The revamped Club World Cup, FIFA’s attempt to profit off club soccer, is winding down its group stage, with the final matches before the knockout stage set for Thursday.
Recent matches competing for the $1 billion purse have been marked by scorching weather across the U.S. The kickoff temperature for Boca Juniors–Auckland City FC in Nashville on Tuesday was 96 degrees. FIFA is instituting three-minute cooling breaks once per half during particularly hot matches. Many games have been scheduled during the midday heat to accommodate European audiences watching on DAZN, the London-based streamer that paid FIFA $1 billion for the tournament.
Attendance has steadied after a few particularly low matches last week. Every match on Sunday, Monday, and Tuesday officially posted at least 16,000 fans, led by more than 70,000 people in Charlotte on Sunday for Real Madrid and more than 60,000 in Miami on Monday for their hometown MLS team against Palmeiras of Brazil.
In some venues including New Jersey and Seattle—typically NFL turf fields—players and coaches have ripped the temporary grass. Paris Saint-Germain manager Luis Enrique criticized the pitch in Seattle after his team’s Monday match. “I wouldn’t imagine a NBA court full of holes,” he said. FIFA requires grass surfaces for its tournaments, an issue sure to reemerge next summer when the U.S. hosts the World Cup.
As for the product on the pitch, the story of the tournament so far has been the performance of the South American clubs, which have more than held their own against the European giants. The rest of the world, perhaps as expected, has largely seen itself out.
Eliminated are Auckland City FC, the amateur representative from Oceania that pulled off a stunning draw in its final match against Boca Juniors, the popular Argentine team that was also eliminated. Teams from Egypt, Tunisia, Japan, South Korea, Morocco, UAE, and Mexico are out. European teams Atlético Madrid and Porto are also gone, as are MLS’s LAFC and Seattle Sounders.

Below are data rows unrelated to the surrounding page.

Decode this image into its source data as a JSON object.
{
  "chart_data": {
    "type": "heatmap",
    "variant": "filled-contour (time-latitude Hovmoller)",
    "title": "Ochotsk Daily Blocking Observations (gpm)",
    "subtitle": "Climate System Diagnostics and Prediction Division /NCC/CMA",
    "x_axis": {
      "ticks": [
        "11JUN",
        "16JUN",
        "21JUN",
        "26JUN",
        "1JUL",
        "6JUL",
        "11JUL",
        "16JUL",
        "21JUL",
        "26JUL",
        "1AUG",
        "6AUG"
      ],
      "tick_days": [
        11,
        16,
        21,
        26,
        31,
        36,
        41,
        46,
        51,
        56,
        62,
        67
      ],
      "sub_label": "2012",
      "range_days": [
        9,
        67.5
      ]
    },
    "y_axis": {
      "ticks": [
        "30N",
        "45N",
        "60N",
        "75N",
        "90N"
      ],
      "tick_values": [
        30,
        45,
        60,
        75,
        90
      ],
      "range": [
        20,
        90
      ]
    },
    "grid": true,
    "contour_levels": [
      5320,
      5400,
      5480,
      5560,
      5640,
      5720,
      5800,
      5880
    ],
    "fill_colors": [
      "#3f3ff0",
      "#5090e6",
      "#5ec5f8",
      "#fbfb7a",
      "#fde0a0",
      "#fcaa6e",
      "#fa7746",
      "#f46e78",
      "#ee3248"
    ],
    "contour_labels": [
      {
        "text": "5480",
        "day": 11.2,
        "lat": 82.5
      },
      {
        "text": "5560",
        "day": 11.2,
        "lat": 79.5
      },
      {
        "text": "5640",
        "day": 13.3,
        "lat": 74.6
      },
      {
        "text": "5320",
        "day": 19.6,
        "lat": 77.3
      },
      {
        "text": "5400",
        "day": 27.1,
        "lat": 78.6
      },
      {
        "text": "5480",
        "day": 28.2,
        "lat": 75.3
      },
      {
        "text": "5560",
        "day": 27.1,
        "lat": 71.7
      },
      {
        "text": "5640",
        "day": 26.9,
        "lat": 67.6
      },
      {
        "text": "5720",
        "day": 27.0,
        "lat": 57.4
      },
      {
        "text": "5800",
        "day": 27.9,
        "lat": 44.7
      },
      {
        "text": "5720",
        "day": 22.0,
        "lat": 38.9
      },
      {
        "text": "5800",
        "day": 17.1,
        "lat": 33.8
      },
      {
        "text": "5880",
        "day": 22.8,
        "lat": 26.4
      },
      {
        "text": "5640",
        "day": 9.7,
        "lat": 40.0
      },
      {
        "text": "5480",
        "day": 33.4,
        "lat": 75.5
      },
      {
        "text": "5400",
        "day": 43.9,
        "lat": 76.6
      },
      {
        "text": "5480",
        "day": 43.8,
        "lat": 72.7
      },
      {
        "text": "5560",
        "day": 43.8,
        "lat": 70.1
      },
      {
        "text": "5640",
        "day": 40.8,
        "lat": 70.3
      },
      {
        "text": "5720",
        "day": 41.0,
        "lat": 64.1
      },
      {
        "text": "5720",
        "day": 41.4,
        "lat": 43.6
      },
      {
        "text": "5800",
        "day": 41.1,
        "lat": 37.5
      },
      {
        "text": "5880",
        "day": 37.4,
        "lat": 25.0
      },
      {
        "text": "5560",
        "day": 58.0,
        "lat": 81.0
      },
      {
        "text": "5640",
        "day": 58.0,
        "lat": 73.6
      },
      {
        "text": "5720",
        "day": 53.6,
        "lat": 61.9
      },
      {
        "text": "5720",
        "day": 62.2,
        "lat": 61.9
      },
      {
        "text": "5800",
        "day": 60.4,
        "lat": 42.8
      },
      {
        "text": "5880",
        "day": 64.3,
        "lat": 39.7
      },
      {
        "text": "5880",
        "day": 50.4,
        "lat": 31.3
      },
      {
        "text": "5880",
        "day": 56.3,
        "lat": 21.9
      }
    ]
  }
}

The teams that remain are primarily the anticipated heavy-hitting European and South American clubs. Manchester City, Chelsea, Bayern Munich, and Champions League winners Paris Saint-Germain are in. Interestingly, South American clubs have outperformed some of those teams in the group stages, including Flamengo of Brazil and River Plate of Argentina. Other South American clubs like Brazilian Palmeiras and Botafogo are also advancing, as are Lionel Messi’s Inter Miami and Portuguese club Benfica. The remaining games deciding elimination and seeding are Wednesday and Thursday.
The round of 16, which begins Saturday, is where FIFA can truly start to see whether its Club World Cup experiment has legs. On Saturday, the champions of Europe take on Messi in a full-sized NFL stadium in Atlanta—the only domed venue in the tournament. Brazil’s richest club faces the Bundesliga champions the next day in Miami, which has provided some of the tournament’s highest-attended fixtures.
These are the kinds of matchups FIFA envisioned when it drew up the expanded Club World Cup, placing premier European sides against top clubs from the Americas. For all the trials of the group stage—deafening heat, poor ticket sales, faulty grass, empty stadiums, and lopsided scores—the round of 16 will truly test FIFA’s hypothesis. If players buy in, spectators fill stadiums, and global viewers tune in, FIFA will quickly learn whether the soccer world genuinely cares about its new tournament and whether its 10-figure gamble might just pay off.